Died in their prime,
Got buried in slime,
Now in our time
Are resurrected.
(Chorus)
Prince of Darkness,
Unseen ruler of men,
Who has dominion
Over all the Earth.
Prince of Darkness,
Unseen ruler of men,
Who will have the strength
To turn away from him?
©2006
http://www.authorhouse.com/BookStore/ItemDetail~bookid~26299.aspx
we have toms shilling for coal from the miners right up to the whitehouse where we have "if america put men on the moon
why can't they develop the technology for clean coal?"
cong isn't going to stop until they have squeezed every last
bit of energy out of our mother! WHEN DOES THIS LUNACY STOP?

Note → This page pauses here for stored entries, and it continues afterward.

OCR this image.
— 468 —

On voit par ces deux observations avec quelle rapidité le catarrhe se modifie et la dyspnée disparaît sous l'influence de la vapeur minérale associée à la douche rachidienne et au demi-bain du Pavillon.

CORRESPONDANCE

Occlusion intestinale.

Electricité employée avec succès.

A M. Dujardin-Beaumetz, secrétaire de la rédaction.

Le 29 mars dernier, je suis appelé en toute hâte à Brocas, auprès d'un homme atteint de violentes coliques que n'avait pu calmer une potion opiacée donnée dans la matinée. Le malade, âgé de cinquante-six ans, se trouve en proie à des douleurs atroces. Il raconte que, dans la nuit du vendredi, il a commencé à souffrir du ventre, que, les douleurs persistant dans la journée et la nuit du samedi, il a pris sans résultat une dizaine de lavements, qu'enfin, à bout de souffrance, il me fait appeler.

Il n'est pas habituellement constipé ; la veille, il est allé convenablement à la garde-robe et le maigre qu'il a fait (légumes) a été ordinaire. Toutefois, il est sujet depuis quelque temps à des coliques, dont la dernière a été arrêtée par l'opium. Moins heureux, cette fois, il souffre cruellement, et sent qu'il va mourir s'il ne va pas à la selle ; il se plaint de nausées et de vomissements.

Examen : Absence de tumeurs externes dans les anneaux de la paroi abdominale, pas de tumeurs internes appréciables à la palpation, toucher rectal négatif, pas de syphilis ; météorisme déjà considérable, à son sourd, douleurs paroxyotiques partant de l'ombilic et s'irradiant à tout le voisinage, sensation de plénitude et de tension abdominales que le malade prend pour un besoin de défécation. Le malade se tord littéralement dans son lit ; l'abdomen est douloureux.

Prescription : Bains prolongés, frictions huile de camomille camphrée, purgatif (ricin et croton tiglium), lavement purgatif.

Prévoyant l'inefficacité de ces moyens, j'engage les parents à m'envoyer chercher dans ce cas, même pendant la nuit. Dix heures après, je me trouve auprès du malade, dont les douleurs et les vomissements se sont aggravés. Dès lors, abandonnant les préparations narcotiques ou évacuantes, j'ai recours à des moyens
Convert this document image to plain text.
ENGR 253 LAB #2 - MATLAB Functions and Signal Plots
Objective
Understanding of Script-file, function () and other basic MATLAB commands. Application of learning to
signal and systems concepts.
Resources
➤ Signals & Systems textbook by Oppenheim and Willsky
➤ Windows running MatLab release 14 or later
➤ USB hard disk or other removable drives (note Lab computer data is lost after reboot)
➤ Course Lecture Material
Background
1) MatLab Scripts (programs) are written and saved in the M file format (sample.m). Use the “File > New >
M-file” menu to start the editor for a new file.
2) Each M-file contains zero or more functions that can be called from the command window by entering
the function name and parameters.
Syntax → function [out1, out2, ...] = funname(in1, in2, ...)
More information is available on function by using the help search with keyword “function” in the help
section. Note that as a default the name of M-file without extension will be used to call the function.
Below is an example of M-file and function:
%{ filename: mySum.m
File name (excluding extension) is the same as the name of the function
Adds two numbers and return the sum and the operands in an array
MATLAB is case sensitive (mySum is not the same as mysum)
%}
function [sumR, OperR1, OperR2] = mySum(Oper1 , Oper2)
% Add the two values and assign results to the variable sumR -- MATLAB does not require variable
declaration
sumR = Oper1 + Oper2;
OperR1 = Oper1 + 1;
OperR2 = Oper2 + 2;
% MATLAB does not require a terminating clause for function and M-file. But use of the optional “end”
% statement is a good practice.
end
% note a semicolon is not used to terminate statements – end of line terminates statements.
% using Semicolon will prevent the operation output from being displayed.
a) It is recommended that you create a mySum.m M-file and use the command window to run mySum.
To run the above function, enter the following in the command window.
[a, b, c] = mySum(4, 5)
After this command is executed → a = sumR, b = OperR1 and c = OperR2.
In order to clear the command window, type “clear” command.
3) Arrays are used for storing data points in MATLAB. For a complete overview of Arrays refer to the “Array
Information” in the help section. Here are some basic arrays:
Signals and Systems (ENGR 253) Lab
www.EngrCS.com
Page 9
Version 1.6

maybe the swine flu is just a warm up for to shake us
pesty irritants off of her back!
smipypr
About 12 years ago, one of my cousins was diagnosed with stage 4 bone cancer. He declined and died quickly at age 36. However, none of his brothers who smoked quit smoking; nor did they back off on drinking. The illness was so devastating, they reckoned it couldn't happen to them.
That's the way I see global warming playing out. A stripped rain forest 8,000 miles away; coral reefs disappearing off Australia, depleted fisheries...No one will worry until the food riots move out to the suburbs. Blackwater guarding the Soylent Green trucks. What a future to look forward to.
How can we claim any high ground morally,technically or any other way with shit like this?Money + more money = a trashed enviornment.
THE DAY
When oh when is the day going to come? When will the stillness of a starry night seep into this ugly wound that travels down a mountain of shame and greed that belies any claim of humanity or care?
Is the day of the heart so deep in the realm of the money changers that a child should die than poisons should stop on their path to the polluting smoke stack?
Where is the day of the sacredness that was the home; the home of all who believed in Bill and a Constitution? A home for sharing and not to tear.
Why is the day, oh such a long day, get not a rest as life and land cry and plead for this day to end? Yet is the day of doom pursued with vim and vigor for that 30 pieces of silver; as to any animal, vegetable or mineral besides that black angel of death there will be no future to bear.
Without an environment there will be no life. Tony 7/2/2009
The biggest sycophant advocating for the fantasy called clean coal is none other than our latest corporate stooge sitting in the White House, Barak Obama.
The most egregious oxymoron I have heard in my life is "clean coal." Mr. Obama, your subscription to this notion belies your Ivy League education. But, you must be secure in the knowledge that Sasha and Malia will never have to remotely entertain being within 5,000 miles of such environmental and economic devastation.
Keep peddling your lofty rhetoric. That is all you have going for you.
But, Sasha and Malia will not be able to escape the devestation of Global Warming?